In the summer of 1996 I was interviewed for my first job at the Institute of Historical Research (IHR). I can remember being asked whether I had ever used the web, to which the answer was an unqualified ‘no’. It’s a sign of how little penetration this new technology had that I got the job anyway. I might not have been familiar with it, but the IHR’s website (then called a ‘hypertext internet server’) had been up and running for almost three years. IHR-Info, which would become the current history.ac.uk website, was funded by Jisc as part of the Electronic Libraries programme (eLib), and this early investment laid the groundwork for twenty years of innovation in digital history within the Institute. In 1999, the IHR’s print and digital publishing activities were unified, although the IHR Digital brand was only applied in October 2010. During the past fifteen years, the department has been involved with a range of major digital research projects, including British History Online, the Bibliography of British and Irish History, Connected Histories, Early English Laws, Reviews in History and the History of Parliament Online. In keeping with the remit of the wider School of Advanced Study, its role has to been to promote and facilitate historical research nationally and internationally – by digitising primary sources, developing new tools, and identifying and mediating new developments in digital research.

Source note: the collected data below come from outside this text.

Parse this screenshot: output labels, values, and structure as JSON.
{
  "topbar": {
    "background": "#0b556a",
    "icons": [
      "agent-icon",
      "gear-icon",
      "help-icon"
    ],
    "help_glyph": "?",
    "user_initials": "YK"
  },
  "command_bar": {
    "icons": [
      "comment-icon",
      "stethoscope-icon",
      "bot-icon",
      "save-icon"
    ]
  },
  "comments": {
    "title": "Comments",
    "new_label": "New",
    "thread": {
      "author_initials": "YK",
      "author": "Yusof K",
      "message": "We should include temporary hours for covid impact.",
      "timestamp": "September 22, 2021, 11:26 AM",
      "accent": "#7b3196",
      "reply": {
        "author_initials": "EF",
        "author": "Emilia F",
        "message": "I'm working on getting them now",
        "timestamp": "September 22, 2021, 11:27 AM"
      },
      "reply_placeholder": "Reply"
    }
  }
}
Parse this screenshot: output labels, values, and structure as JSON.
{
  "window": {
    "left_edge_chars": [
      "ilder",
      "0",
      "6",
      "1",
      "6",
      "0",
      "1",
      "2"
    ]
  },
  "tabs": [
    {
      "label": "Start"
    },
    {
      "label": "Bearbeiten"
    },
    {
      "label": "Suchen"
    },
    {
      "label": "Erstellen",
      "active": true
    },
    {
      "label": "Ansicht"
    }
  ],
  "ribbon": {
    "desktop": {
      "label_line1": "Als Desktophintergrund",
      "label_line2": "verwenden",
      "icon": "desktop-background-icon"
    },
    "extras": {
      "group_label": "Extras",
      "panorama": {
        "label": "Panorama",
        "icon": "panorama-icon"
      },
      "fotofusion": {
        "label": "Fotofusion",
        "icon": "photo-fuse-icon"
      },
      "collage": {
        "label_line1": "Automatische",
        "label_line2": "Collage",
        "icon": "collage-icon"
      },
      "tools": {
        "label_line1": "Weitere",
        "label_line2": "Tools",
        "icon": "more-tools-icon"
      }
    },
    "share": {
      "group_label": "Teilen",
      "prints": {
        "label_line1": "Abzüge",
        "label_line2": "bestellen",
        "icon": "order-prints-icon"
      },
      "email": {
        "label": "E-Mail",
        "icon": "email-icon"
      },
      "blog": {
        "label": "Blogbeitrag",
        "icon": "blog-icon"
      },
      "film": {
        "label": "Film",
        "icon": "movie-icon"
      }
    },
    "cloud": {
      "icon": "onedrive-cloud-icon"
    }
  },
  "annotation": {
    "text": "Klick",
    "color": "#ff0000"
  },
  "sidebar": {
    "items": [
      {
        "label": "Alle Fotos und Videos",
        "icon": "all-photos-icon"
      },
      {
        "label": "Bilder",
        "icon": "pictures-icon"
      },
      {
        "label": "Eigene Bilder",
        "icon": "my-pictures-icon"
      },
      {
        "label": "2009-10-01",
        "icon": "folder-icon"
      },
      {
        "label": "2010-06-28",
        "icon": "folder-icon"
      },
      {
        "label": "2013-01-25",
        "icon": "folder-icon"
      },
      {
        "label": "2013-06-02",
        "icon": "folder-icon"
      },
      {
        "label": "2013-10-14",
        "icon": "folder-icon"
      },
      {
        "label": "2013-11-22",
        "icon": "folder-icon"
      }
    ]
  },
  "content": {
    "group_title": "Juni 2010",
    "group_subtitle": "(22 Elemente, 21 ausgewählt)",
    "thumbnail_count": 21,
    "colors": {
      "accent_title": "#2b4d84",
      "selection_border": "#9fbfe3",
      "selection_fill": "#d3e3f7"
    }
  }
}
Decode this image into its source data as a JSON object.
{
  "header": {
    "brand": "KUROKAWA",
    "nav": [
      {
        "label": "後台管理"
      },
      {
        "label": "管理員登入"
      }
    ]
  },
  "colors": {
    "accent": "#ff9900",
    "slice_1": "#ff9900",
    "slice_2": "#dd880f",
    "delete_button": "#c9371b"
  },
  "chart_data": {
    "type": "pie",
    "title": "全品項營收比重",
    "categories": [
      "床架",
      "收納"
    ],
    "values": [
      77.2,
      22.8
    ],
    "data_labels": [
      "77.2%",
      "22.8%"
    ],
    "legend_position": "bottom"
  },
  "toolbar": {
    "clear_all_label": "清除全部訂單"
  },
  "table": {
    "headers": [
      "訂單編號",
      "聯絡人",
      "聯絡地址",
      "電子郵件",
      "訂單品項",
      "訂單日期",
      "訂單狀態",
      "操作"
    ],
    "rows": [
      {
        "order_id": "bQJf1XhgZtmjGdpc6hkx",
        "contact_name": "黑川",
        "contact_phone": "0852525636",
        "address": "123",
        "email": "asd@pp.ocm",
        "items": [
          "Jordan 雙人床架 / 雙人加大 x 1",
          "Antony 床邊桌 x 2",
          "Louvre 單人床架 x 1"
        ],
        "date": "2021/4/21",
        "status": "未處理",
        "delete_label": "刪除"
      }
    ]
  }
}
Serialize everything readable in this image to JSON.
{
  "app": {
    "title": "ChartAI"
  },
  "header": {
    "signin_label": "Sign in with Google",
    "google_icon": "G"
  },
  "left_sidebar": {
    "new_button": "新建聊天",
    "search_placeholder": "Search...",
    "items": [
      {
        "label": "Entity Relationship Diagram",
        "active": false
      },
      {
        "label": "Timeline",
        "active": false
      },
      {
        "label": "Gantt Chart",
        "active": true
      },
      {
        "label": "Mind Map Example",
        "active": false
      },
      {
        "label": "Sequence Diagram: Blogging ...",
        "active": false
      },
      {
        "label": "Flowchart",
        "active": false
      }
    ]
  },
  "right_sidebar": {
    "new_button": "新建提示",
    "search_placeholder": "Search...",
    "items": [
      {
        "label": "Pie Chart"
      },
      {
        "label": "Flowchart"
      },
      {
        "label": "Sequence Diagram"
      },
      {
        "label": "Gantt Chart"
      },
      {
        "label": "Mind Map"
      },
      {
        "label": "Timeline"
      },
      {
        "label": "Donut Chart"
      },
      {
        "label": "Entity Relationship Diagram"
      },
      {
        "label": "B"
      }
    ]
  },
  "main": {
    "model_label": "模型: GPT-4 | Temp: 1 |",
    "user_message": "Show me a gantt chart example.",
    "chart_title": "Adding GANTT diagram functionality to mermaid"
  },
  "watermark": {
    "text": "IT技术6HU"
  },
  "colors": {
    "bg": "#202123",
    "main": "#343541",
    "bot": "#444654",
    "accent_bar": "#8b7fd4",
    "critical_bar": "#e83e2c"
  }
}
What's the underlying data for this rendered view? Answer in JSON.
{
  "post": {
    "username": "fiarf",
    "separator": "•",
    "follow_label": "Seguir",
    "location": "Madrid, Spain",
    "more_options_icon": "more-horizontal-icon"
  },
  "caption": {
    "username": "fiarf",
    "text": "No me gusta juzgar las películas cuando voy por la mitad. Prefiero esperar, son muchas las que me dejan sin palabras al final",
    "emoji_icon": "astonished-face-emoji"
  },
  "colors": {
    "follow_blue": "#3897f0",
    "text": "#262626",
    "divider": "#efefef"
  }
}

All of this activity has been defined not just by innovation but by collaboration and partnership, whether with other institutes in SAS or with other universities, libraries and archives. It is also interdisciplinary, as evidenced by a project such as Digging into Linked Parliamentary Data, which brings together historians, political scientists, computational linguists, and computer and information scientists. As new Professor of Digital History, it is this collaborative and interdisciplinary activity which I am most keen to develop. The most interesting digital research tends to happen in the spaces between disciplines, involving people with a range of complementary subject and technical knowledge. The School of Advanced Study is well placed to foster such collaboration, and to act as a neutral space for the discussion of the significant issues facing us as humans in a digital age.

One of the exciting things about working in a field such as digital history is that you don’t know what will turn out to be important two or three years down the line. At the moment, I am particularly occupied with big data, through involvement with two projects funded by the AHRC (Big UK Domain Data for the Arts and Humanities and Traces through Time: Prosopography in Practice across Big Data) and the parliamentary history project that I’ve already mentioned, funded under the Digging into Data Challenge 3. Other areas on which I would like to focus include linked data, open access (of course!), the potential of the archived web for historical research, the communication of research using digital tools, making and materiality, and how humanities researchers engage with sound and moving image. I suspect that this list will look very different in a few years’ time, but it is probably enough to be going on with for now. I’m very much looking forward to the challenges and opportunities that lie ahead.